The purpose of this assignment is to give you experience with the abstract data type known as a graph. The graph is the most frequently used data structure in Artificial Intelligence. As discussed in class, graphs are collections of nodes in which various pairs of nodes are connected by line segments. The nodes are usually called vertices and the line segments are called edges. The vertices and edges in a graph can hold various pieces of information. For example, the vertices could be cities (from assignment #3), and the edges could represent the distances between those cities.
In this assignment, you will be writing the graph data structure for a web-crawling program. The vertices will be the URL addresses of various web sites. The edges will represent the links between sites and information about the context of the link will be stored in each edge. For example, if there is a link on SiteA's page to SiteB's page, then there will be a directed edge in the graph going from the SiteA vertex to the SiteB vertex. Stored along with this edge, will be the html text surrounding the link.
Your first task in this assignment is to complete the code skeleton that I have given you for the Graph class. The representation of a single vertex (class Vertex), and the representation of a list of edges (class Edge_List) has been provided. Missing from this code skeleton are the methods for inserting a new Vertex into the graph (insertVertex), and inserting a directed edge into the graph (insertEdgebyNumber and insertEdgebyName). See the Assign4.java template for a more detailed explanation of each of these methods.
Once your Graph class is complete, you are ready to fill the graph with information. Your second task in the assignment is to write a method (iterative or recursive) that does a breadth first expansion of the web given a starting point. The method will be sent a String pageAddress by Assign4::main that will serve as the starting point for your web-crawler. Given this starting point, your method must enter the pageAddress into the graph as a new Vertex. Then, your function must call LinkHandler::getListOfLinks(String pageAddress). The LinkHandler class (provided) will handle the downloading of web pages and the extraction of links for you. LinkHandler::getListOfLinks(String pageAddress) will return a vector of links that has been extracted from the website with the pageAddress URL.
For each unique Link object in the vector, you must add a vertex in the graph. In addition, you must create a directed edge in the graph that represents the link between this site and the original pageAddress site. Within this directed edge representation you will also store the context of the link (the Link objects supplied by getListOfLinks contain this information). After adding all of the vertices and edges from the vector of links from the original page, you will (recursively or iteratively) repeat the graph expanding process by calling LinkHandler::getListOfLinks() on each distinct site in the vector (thus creating new vectors of links which you can add to the graph and expand, and so on). You will stop your breadth first expansion when your graph contains a maximum number of unique vertices (MAX_VERTICES). See the Assign4.java template for more details.

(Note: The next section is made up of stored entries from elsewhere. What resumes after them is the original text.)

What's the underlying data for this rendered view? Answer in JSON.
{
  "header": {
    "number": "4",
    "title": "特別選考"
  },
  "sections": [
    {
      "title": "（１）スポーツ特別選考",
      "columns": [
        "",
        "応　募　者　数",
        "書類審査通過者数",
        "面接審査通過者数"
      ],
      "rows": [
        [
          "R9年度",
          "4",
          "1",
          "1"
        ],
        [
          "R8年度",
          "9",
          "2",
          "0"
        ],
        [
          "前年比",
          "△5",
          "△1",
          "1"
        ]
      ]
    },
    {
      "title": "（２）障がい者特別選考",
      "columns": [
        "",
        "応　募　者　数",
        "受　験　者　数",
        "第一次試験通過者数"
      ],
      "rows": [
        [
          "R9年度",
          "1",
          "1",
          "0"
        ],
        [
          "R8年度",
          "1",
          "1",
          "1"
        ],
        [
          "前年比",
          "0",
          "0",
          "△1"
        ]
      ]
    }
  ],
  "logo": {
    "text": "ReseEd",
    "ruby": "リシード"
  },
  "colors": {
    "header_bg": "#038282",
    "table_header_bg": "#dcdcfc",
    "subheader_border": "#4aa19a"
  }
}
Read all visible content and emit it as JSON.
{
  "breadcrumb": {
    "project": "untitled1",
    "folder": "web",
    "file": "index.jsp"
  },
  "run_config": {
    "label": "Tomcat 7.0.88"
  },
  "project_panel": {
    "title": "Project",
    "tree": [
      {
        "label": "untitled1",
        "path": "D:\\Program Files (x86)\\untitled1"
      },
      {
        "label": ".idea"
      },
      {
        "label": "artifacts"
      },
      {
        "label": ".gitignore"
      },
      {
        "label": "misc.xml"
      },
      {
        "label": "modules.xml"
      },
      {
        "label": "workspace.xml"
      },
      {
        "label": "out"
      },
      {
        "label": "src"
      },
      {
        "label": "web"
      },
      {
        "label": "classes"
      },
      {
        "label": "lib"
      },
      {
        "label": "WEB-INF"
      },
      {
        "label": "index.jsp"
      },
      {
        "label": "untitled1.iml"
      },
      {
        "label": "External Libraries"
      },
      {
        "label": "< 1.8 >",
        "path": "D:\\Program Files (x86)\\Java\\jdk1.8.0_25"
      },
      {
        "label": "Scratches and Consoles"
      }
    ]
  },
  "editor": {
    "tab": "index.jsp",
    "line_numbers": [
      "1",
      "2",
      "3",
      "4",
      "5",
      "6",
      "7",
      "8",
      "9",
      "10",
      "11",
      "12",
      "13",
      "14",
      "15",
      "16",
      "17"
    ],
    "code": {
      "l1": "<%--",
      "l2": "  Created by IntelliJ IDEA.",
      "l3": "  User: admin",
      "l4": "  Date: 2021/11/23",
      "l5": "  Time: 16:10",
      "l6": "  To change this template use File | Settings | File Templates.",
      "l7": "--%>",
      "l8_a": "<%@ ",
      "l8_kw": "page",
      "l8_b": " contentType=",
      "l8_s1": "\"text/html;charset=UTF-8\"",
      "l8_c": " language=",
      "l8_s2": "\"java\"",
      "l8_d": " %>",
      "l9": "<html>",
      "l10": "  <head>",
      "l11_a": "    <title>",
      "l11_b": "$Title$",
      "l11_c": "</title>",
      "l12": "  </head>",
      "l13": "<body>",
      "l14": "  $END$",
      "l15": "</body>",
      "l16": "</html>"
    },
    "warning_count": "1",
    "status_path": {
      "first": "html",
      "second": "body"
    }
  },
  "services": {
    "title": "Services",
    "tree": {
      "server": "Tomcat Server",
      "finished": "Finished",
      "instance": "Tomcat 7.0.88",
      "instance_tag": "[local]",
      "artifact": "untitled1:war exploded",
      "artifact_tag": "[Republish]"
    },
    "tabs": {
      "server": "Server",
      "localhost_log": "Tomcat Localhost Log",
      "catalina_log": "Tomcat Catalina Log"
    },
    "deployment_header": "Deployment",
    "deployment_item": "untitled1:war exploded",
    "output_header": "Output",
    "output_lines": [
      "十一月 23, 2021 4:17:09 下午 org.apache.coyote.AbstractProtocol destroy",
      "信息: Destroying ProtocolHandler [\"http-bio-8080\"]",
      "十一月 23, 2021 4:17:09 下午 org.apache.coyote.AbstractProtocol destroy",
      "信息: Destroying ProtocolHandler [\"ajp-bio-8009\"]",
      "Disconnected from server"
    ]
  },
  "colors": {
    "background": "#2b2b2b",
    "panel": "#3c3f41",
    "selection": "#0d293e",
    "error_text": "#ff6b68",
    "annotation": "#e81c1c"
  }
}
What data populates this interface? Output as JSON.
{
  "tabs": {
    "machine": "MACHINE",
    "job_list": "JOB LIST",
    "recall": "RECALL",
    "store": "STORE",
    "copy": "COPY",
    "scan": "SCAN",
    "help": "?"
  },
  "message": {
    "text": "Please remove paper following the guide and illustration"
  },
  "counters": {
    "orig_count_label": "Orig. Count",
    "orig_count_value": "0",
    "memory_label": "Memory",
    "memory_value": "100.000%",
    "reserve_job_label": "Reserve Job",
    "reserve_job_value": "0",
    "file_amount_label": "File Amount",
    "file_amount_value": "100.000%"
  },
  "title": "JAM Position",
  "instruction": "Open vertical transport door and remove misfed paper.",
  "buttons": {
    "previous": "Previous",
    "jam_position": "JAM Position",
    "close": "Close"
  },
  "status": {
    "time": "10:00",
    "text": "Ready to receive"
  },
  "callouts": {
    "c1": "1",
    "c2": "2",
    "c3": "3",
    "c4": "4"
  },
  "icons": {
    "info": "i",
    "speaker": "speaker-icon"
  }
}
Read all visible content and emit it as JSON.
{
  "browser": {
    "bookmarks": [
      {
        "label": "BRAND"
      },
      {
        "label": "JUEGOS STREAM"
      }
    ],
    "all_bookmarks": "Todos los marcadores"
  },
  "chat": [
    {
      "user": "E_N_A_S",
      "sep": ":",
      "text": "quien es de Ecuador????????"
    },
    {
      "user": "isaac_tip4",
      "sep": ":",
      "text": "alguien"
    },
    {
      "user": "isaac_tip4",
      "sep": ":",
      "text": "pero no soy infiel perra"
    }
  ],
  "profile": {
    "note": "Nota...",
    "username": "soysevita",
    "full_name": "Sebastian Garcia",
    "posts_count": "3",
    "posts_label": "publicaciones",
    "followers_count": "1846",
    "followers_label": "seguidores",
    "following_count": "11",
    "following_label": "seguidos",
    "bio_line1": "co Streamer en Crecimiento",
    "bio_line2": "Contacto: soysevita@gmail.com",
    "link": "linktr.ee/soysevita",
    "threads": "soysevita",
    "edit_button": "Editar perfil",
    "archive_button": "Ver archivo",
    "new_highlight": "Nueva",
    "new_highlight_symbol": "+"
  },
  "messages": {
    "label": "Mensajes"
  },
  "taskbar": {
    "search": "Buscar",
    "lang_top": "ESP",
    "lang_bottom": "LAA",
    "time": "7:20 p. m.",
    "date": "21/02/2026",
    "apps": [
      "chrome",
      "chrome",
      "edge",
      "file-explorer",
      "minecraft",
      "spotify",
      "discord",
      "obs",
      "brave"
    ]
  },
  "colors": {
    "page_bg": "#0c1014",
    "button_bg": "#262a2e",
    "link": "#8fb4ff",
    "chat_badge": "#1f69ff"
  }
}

The final task in the assignment will be to sort the words in the context string before they are stored in an edge of the graph. Your sorting algorithm must break up the input string into distinct words (you can use a tokenizer) and place the words into Vector bins. Each bin will correspond to a starting letter (a, b, c, d, e, f ...). Thus, you will have 26 bins (you may discard any string of characters that does not begin with a letter, and you may convert the words to lowercase). When your sorting algorithm is complete, you must use it to convert the context string into this sorted Vector structure which should be stored in each edge along with the original String context.
The main function is Assign4.java will serve as the driver for the program. The syntax for running the program is:
java Assign4 [starting url] [max_vertices]
For example:
java Assign4 http://www.cmu.edu 100
Good starting sites for this web-crawler are the following:
www.cmu.edu
www.cs.cmu.edu
www.mellon.com
www.javasoft.com
www.javasoft.com/100percent/latestlist.html
Good luck!!
Revised on Thursday, November 13, 1997